In the most general case, the motion of a fluid is a rather complicated phenomenon (just think of white-water rapids, or a boiling pot or the air and sewaves in a heavy storm, etc.). But in a large class of situations we can make simplifying assumptions and obtain some very important results concerning the motion of fluids. In the following we will assume that

• the fluid is incompressible, i.e. it has constant density (this is a very good assumption for liquids, but it has to be handled carefully when dealing with gases)
• the fluid is non-viscous, i.e. there is no internal friction among neighbouring layers
• the fluid flow is such that the paths of different fluid particles do not intersect each other. This type of flow is usually called laminar flow, and the non-laminar case is called turbulent.

The first result we can obtain when these conditions are (at least approximately) satisfied, is how the velocity of a fluid changes as it goes through a path of variable width (more precisely, of variable cross-section).
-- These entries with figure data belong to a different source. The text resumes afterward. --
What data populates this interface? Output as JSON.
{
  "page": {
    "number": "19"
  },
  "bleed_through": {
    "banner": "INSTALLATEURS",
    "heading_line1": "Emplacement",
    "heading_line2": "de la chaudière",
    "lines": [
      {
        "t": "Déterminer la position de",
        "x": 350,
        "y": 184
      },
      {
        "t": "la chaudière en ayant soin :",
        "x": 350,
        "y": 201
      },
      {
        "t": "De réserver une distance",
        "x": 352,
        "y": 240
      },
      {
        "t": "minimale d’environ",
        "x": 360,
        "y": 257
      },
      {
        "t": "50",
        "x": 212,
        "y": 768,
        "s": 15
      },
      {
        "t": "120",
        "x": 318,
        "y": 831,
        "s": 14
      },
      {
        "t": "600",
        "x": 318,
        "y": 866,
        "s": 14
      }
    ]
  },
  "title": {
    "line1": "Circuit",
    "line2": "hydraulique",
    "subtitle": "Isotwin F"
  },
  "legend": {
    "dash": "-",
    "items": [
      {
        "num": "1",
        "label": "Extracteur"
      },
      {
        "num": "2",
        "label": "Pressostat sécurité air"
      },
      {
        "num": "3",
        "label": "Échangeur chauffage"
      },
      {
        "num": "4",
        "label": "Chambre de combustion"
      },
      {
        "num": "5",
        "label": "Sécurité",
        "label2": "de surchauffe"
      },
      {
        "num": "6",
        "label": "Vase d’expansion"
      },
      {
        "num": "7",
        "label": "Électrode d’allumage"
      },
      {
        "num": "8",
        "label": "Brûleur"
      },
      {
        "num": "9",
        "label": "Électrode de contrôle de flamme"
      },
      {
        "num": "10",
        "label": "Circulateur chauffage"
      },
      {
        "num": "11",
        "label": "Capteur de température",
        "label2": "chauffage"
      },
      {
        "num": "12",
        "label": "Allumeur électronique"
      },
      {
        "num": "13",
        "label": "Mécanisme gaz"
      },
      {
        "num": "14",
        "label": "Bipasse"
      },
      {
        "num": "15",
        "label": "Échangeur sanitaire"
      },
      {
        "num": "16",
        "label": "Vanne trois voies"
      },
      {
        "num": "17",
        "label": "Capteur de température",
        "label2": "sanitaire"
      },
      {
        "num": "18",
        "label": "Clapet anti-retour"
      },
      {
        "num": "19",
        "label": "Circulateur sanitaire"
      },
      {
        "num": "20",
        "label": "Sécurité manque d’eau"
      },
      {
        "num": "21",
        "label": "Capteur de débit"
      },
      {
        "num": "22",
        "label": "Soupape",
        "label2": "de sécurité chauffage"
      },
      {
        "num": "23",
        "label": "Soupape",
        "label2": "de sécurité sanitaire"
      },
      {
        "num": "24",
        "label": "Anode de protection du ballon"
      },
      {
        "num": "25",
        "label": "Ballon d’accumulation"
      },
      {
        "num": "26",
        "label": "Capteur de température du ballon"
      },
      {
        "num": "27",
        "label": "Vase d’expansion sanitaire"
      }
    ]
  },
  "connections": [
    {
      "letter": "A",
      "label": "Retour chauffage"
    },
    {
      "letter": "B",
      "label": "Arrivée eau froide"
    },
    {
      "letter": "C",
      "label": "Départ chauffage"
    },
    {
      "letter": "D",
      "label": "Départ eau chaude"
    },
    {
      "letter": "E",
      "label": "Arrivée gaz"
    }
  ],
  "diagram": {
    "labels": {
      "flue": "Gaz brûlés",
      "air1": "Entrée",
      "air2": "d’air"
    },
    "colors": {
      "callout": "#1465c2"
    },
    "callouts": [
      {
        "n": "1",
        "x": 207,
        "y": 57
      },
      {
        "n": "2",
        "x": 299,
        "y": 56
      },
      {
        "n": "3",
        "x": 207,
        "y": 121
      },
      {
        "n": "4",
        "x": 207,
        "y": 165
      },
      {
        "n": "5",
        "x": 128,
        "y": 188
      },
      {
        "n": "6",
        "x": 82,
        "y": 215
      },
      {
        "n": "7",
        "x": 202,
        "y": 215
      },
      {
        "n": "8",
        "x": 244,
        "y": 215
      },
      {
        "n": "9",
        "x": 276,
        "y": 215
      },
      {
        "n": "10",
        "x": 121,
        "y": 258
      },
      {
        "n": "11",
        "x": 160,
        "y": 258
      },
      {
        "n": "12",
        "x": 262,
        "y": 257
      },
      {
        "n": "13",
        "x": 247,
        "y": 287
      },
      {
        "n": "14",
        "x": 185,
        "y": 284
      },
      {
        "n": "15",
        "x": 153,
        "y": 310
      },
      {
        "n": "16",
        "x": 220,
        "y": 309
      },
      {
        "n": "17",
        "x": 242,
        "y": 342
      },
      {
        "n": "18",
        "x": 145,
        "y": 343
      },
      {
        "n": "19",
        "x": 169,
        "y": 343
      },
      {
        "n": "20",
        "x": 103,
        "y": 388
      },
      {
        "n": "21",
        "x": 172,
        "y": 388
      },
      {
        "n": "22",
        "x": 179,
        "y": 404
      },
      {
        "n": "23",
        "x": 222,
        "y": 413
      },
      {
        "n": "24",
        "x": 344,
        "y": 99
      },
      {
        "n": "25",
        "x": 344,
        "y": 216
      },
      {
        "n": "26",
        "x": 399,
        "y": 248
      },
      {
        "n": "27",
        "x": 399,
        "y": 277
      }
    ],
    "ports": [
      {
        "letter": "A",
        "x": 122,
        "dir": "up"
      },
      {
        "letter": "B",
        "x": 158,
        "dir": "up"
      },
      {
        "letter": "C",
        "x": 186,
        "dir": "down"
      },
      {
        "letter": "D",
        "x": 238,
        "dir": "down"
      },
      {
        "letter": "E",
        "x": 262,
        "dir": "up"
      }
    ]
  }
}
To focus our thinking, let's consider a fluid flowing through a conduit of cross-section A. If V is the volume of fluid that goes through a section of the conduit in the time $\Delta t$, one has

V = A x = A v $\Delta$t

where x is the distance covered by a fluid element in the time $\Delta t$.But given that the total amount of fluid is conserved, and that the fluid is not compressible, this quantity has to be the same everywhere along the fluid's path, i.e., if we take two positions of cross-section A₁ and A₂ we have

$A_{1}v_{1}\Delta t~=~A_{2}v_{2}\Delta t \longrightarrow A_{1}v_{1}~=~A_{2}v_{2}$

that shows how the speed of the flow increases as the fluid encounters a region of narrower cross section, or it decreases in wider regions. This result goes under the name of continuity equation.

The next result, i.e. an expressions that relates pressure to velocity, is somewhat less intuitive, but it has extremely far-reaching consequences and applications. To derive the result (known as Bernoulli's equation) one has to apply to the fluid's motion the work-energy theorem, stating that the change in mechanical energy of a system is given by the net work performed by non-conservative forces. If we consider a small volume of fluid at positions 1 and 2, the change in mechanical energy is given by

(1/2mv₁²+mgy₁) - (1/2mv₂²+mgy₂)

The non conservative forces doing the work are effectively represented by the pressure in the fluid, and net work will be done if there is a net pressure differential $\Delta P$ between the two faces of our fluid element. If our small volume of fluid moves through a distance s, the net work done is

$W~=~F\times s~=~\Delta P\times A\times s~=~\Delta P\times V$

After a few simple step, one gets that the work-energy theorem implies

$P_{1}+1/2\rho v_{1}^{2}+\rho gy_{1}~=~P_{2}+1/2\rho v_{2}^{2}+\rho gy_{2}$= constant

In the general case, each of the three terms in the expression above has to be taken into account. But it is useful to consider a couple of special cases :

1.

flow through a pipe of constant cross section. In this case the continuity equation ensures that v₁=v₂, therefore we get

$\Delta P~=~-\rho g\Delta y$

i.e. the same result we had already found for the static case

2.

horizontal flow, y=const. In this case we get

$P_{1}+1/2\rho v_{1}^{2}~=~P_{2}+1/2\rho v_{2}^{2}$= constant

which tells us that in a fluid moving horizontally, an increase in velocity is accompanied by a decrease in pressure.

Consequences and Applications:

• airplane lift
• curved balls
• indoor plumbing
• roof blowing off in strong winds (Problems 11.61, 11.67)
• Venturi meters (to measure fluid speed, e.g. speed of airplane w.r.t. surrounding air, or speed of fluid in a pipe) (problem 11.69)
• prairie dog tunnel ventilation (Problem 11.59)
• etc.

Viscous Flow and Poiseuille Law : we will skip that (most of you are doing it this week in the Lab anyway)